The cumulative dose of cisplatin in concurrent radiochemotherapy is also debated. Lv et al. revealed no significant association between a 200 mg/m2 cumulative dose of cisplatin and improved survival, while a 160 mg/m2 cumulative dose of cisplatin may be appropriate [23]. Liu et al. revealed a better curative effect with a > 200 mg/m2 than ≤ 100 mg/m2 cumulative dose of cisplatin, but was comparable with 100–200 mg/m2 cumulative dose in concurrent radiochemotherapy [24]. These findings suggested that the higher cumulative dose of cisplatin did not always indicate a better curative effect. The present study adopted a 160 mg/m2 cumulative dose of cisplatin. On the contrary, some studies have revealed a better survival benefit with a higher cumulative dose of cisplatin. Jiang et al. revealed higher 3-year PFS and DMFS in > 200 mg/m2 cumulative dose of cisplatin than that in ≤ 200 mg/m2 cumulative dose in concurrent radiochemotherapy [25].

The subgroup analysis of this study revealed that patients with locally advanced NPC who were < 60 years old and had a neutrophil/lymphocyte ratio ≤ 4 gained a significant survival benefit when treated with neoadjuvant chemotherapy followed by concurrent chemoradiotherapy combined with nimotuzumab. Patients with male,N3 disease and EGFR expression (+ + / +  + +) also showed a favorable trend in terms of survival benefits. Multivariate regression analysis identified the neutrophil/lymphocyte ratio as a risk factor for disease progression and distant metastasis in locally advanced NPC. The neutrophil/lymphocyte ratio is the ratio of absolute counts of neutrophils and lymphocytes in the peripheral blood, which may represent the balance between the pro-tumor inflammatory state and the anti-tumor immune response. Several studies have found that the neutrophil/lymphocyte ratio is an independent factor for tumor prognosis [26,27,28], confirming the results of this study. Other prognostic factors for NPC [29,30,31,32,33], such as EGFR expression, EB DNA level, LDH, T stage, and N stage, were not detected in this study, which may be related to the retrospective study,relatively small sample size and short follow-up time.

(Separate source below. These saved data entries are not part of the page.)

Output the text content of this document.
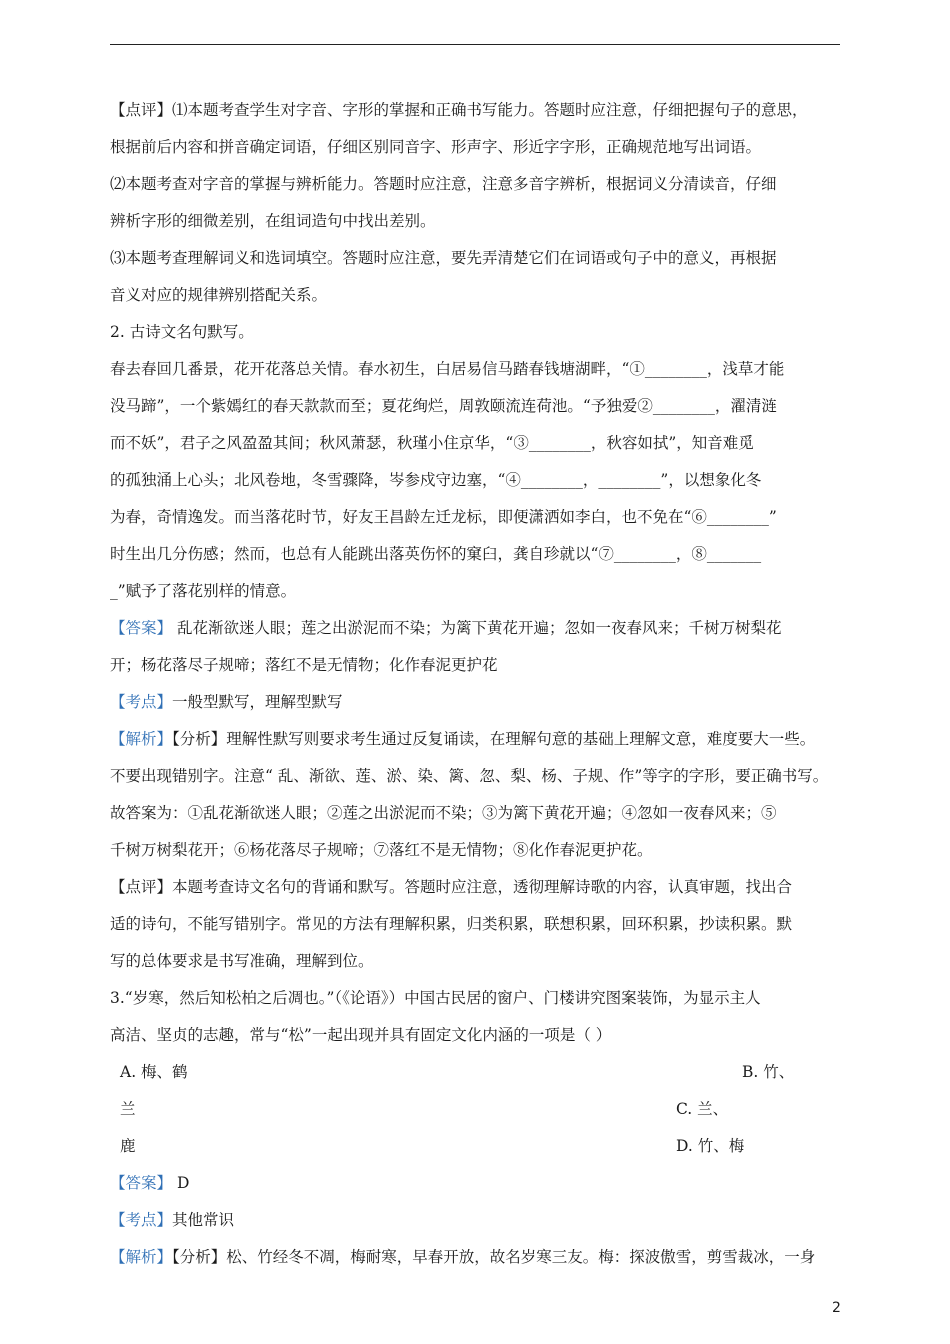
【点评】⑴本题考查学生对字音、字形的掌握和正确书写能力。答题时应注意，仔细把握句子的意思，

根据前后内容和拼音确定词语，仔细区别同音字、形声字、形近字字形，正确规范地写出词语。

⑵本题考查对字音的掌握与辨析能力。答题时应注意，注意多音字辨析，根据词义分清读音，仔细

辨析字形的细微差别，在组词造句中找出差别。

⑶本题考查理解词义和选词填空。答题时应注意，要先弄清楚它们在词语或句子中的意义，再根据

音义对应的规律辨别搭配关系。

2. 古诗文名句默写。

春去春回几番景，花开花落总关情。春水初生，白居易信马踏春钱塘湖畔，“①________，浅草才能

没马蹄”，一个紫嫣红的春天款款而至；夏花绚烂，周敦颐流连荷池。“予独爱②________，濯清涟

而不妖”，君子之风盈盈其间；秋风萧瑟，秋瑾小住京华，“③________，秋容如拭”，知音难觅

的孤独涌上心头；北风卷地，冬雪骤降，岑参戍守边塞，“④________，________”，以想象化冬

为春，奇情逸发。而当落花时节，好友王昌龄左迁龙标，即便潇洒如李白，也不免在“⑥________”

时生出几分伤感；然而，也总有人能跳出落英伤怀的窠臼，龚自珍就以“⑦________，⑧_______

_”赋予了落花别样的情意。

【答案】 乱花渐欲迷人眼；莲之出淤泥而不染；为篱下黄花开遍；忽如一夜春风来；千树万树梨花

开；杨花落尽子规啼；落红不是无情物；化作春泥更护花

【考点】一般型默写，理解型默写

【解析】【分析】理解性默写则要求考生通过反复诵读，在理解句意的基础上理解文意，难度要大一些。

不要出现错别字。注意“ 乱、渐欲、莲、淤、染、篱、忽、梨、杨、子规、作”等字的字形，要正确书写。

故答案为：①乱花渐欲迷人眼；②莲之出淤泥而不染；③为篱下黄花开遍；④忽如一夜春风来；⑤

千树万树梨花开；⑥杨花落尽子规啼；⑦落红不是无情物；⑧化作春泥更护花。

【点评】本题考查诗文名句的背诵和默写。答题时应注意，透彻理解诗歌的内容，认真审题，找出合

适的诗句，不能写错别字。常见的方法有理解积累，归类积累，联想积累，回环积累，抄读积累。默

写的总体要求是书写准确，理解到位。

3.“岁寒，然后知松柏之后凋也。”（《论语》）中国古民居的窗户、门楼讲究图案装饰，为显示主人

高洁、坚贞的志趣，常与“松”一起出现并具有固定文化内涵的一项是（ ）

A. 梅、鹤	B. 竹、
兰	C. 兰、
鹿	D. 竹、梅

【答案】 D

【考点】其他常识

【解析】【分析】松、竹经冬不凋，梅耐寒，早春开放，故名岁寒三友。梅：探波傲雪，剪雪裁冰，一身

2
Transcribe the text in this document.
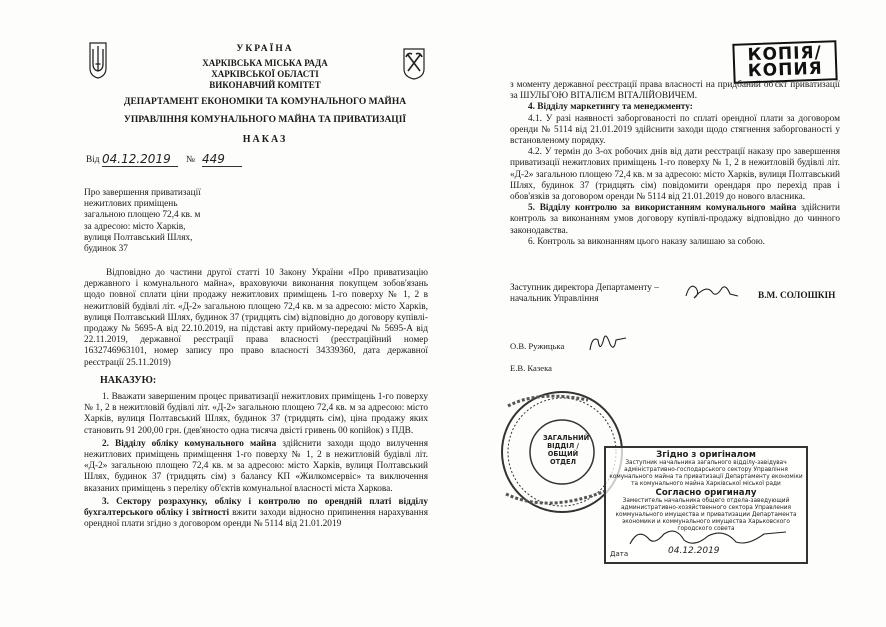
УКРАЇНА
ХАРКІВСЬКА МІСЬКА РАДА
ХАРКІВСЬКОЇ ОБЛАСТІ
ВИКОНАВЧИЙ КОМІТЕТ
ДЕПАРТАМЕНТ ЕКОНОМІКИ ТА КОМУНАЛЬНОГО МАЙНА
УПРАВЛІННЯ КОМУНАЛЬНОГО МАЙНА ТА ПРИВАТИЗАЦІЇ
НАКАЗ
Від 04.12.2019	№ 449
Про завершення приватизації
нежитлових приміщень
загальною площею 72,4 кв. м
за адресою: місто Харків,
вулиця Полтавський Шлях,
будинок 37
Відповідно до частини другої статті 10 Закону України «Про приватизацію державного і комунального майна», враховуючи виконання покупцем зобов'язань щодо повної сплати ціни продажу нежитлових приміщень 1-го поверху № 1, 2 в нежитловій будівлі літ. «Д-2» загальною площею 72,4 кв. м за адресою: місто Харків, вулиця Полтавський Шлях, будинок 37 (тридцять сім) відповідно до договору купівлі-продажу № 5695-А від 22.10.2019, на підставі акту прийому-передачі № 5695-А від 22.11.2019, державної реєстрації права власності (реєстраційний номер 1632746963101, номер запису про право власності 34339360, дата державної реєстрації 25.11.2019)
НАКАЗУЮ:
1. Вважати завершеним процес приватизації нежитлових приміщень 1-го поверху № 1, 2 в нежитловій будівлі літ. «Д-2» загальною площею 72,4 кв. м за адресою: місто Харків, вулиця Полтавський Шлях, будинок 37 (тридцять сім), ціна продажу яких становить 91 200,00 грн. (дев'яносто одна тисяча двісті гривень 00 копійок) з ПДВ.
2. Відділу обліку комунального майна здійснити заходи щодо вилучення нежитлових приміщень приміщення 1-го поверху № 1, 2 в нежитловій будівлі літ. «Д-2» загальною площею 72,4 кв. м за адресою: місто Харків, вулиця Полтавський Шлях, будинок 37 (тридцять сім) з балансу КП «Жилкомсервіс» та виключення вказаних приміщень з переліку об'єктів комунальної власності міста Харкова.
3. Сектору розрахунку, обліку і контролю по орендній платі відділу бухгалтерського обліку і звітності вжити заходи відносно припинення нарахування орендної плати згідно з договором оренди № 5114 від 21.01.2019
КОПІЯ/
КОПИЯ
з моменту державної реєстрації права власності на придбаний об'єкт приватизації за ШУЛЬГОЮ ВІТАЛІЄМ ВІТАЛІЙОВИЧЕМ.
4. Відділу маркетингу та менеджменту:
4.1. У разі наявності заборгованості по сплаті орендної плати за договором оренди № 5114 від 21.01.2019 здійснити заходи щодо стягнення заборгованості у встановленому порядку.
4.2. У термін до 3-ох робочих днів від дати реєстрації наказу про завершення приватизації нежитлових приміщень 1-го поверху № 1, 2 в нежитловій будівлі літ. «Д-2» загальною площею 72,4 кв. м за адресою: місто Харків, вулиця Полтавський Шлях, будинок 37 (тридцять сім) повідомити орендаря про перехід прав і обов'язків за договором оренди № 5114 від 21.01.2019 до нового власника.
5. Відділу контролю за використанням комунального майна здійснити контроль за виконанням умов договору купівлі-продажу відповідно до чинного законодавства.
6. Контроль за виконанням цього наказу залишаю за собою.
Заступник директора Департаменту –
начальник Управління	В.М. СОЛОШКІН
О.В. Ружицька
Е.В. Казека
ЗАГАЛЬНИЙ
ВІДДІЛ /
ОБЩИЙ ОТДЕЛ
Згідно з оригіналом
Заступник начальника загального відділу-завідувач адміністративно-господарського сектору Управління комунального майна та приватизації Департаменту економіки та комунального майна Харківської міської ради
Согласно оригиналу
Заместитель начальника общего отдела-заведующий административно-хозяйственного сектора Управления коммунального имущества и приватизации Департамента экономики и коммунального имущества Харьковского городского совета
Дата	04.12.2019
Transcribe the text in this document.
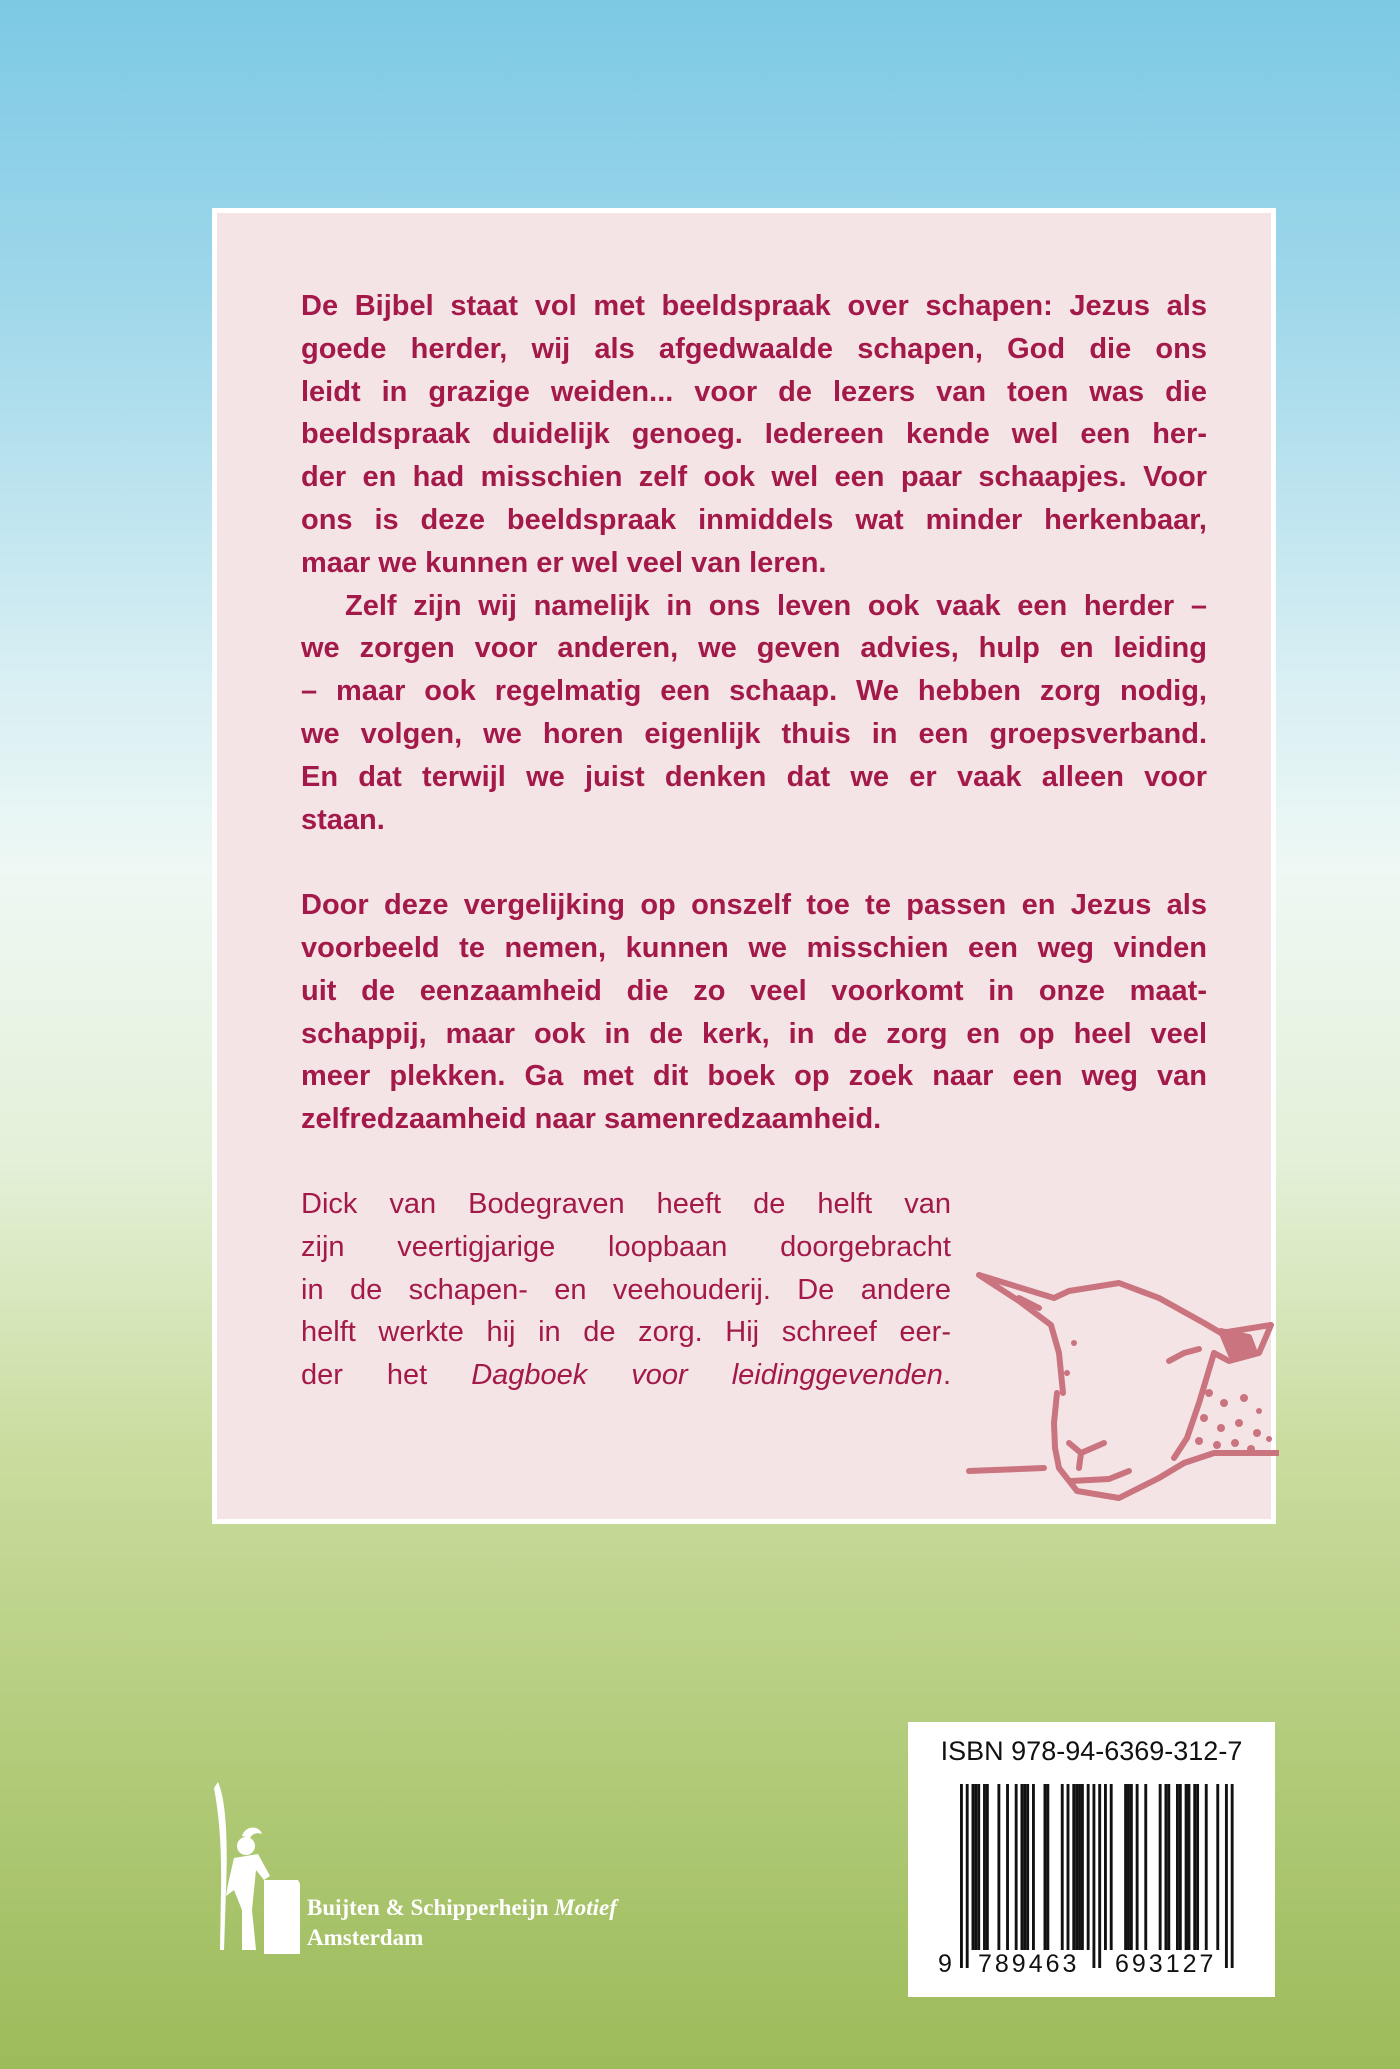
De Bijbel staat vol met beeldspraak over schapen: Jezus als
goede herder, wij als afgedwaalde schapen, God die ons
leidt in grazige weiden... voor de lezers van toen was die
beeldspraak duidelijk genoeg. Iedereen kende wel een her-
der en had misschien zelf ook wel een paar schaapjes. Voor
ons is deze beeldspraak inmiddels wat minder herkenbaar,
maar we kunnen er wel veel van leren.
Zelf zijn wij namelijk in ons leven ook vaak een herder –
we zorgen voor anderen, we geven advies, hulp en leiding
– maar ook regelmatig een schaap. We hebben zorg nodig,
we volgen, we horen eigenlijk thuis in een groepsverband.
En dat terwijl we juist denken dat we er vaak alleen voor
staan.
Door deze vergelijking op onszelf toe te passen en Jezus als
voorbeeld te nemen, kunnen we misschien een weg vinden
uit de eenzaamheid die zo veel voorkomt in onze maat-
schappij, maar ook in de kerk, in de zorg en op heel veel
meer plekken. Ga met dit boek op zoek naar een weg van
zelfredzaamheid naar samenredzaamheid.
Dick van Bodegraven heeft de helft van
zijn veertigjarige loopbaan doorgebracht
in de schapen- en veehouderij. De andere
helft werkte hij in de zorg. Hij schreef eer-
der het Dagboek voor leidinggevenden.
ISBN 978-94-6369-312-7
9 789463 693127
Buijten & Schipperheijn Motief
Amsterdam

This study provides clinical evidence to support the benefit of concurrent chemoradiotherapy with nimotuzumab after neoadjuvant chemotherapy for locally advanced NPC. However, this study is limited in that it is a retrospective study with a relatively short follow-up duration. Long-term follow-up to observe the 5-year survival data is required. In addition, multicenter, randomized, double-blind, large-sample prospective studies are needed to confirm these findings.

Conclusion

Based on concurrent chemoradiotherapy after neoadjuvant chemotherapy for locally advanced NPC, nimotuzumab demonstrated a better complete remission rate, as well as significantly improved DMFS and PFS, with a notable increasing trend. The incidence of adverse reactions was comparable. Therefore, concurrent chemoradiotherapy with nimotuzumab after neoadjuvant chemotherapy may be a preferred treatment strategy for locally advanced NPC.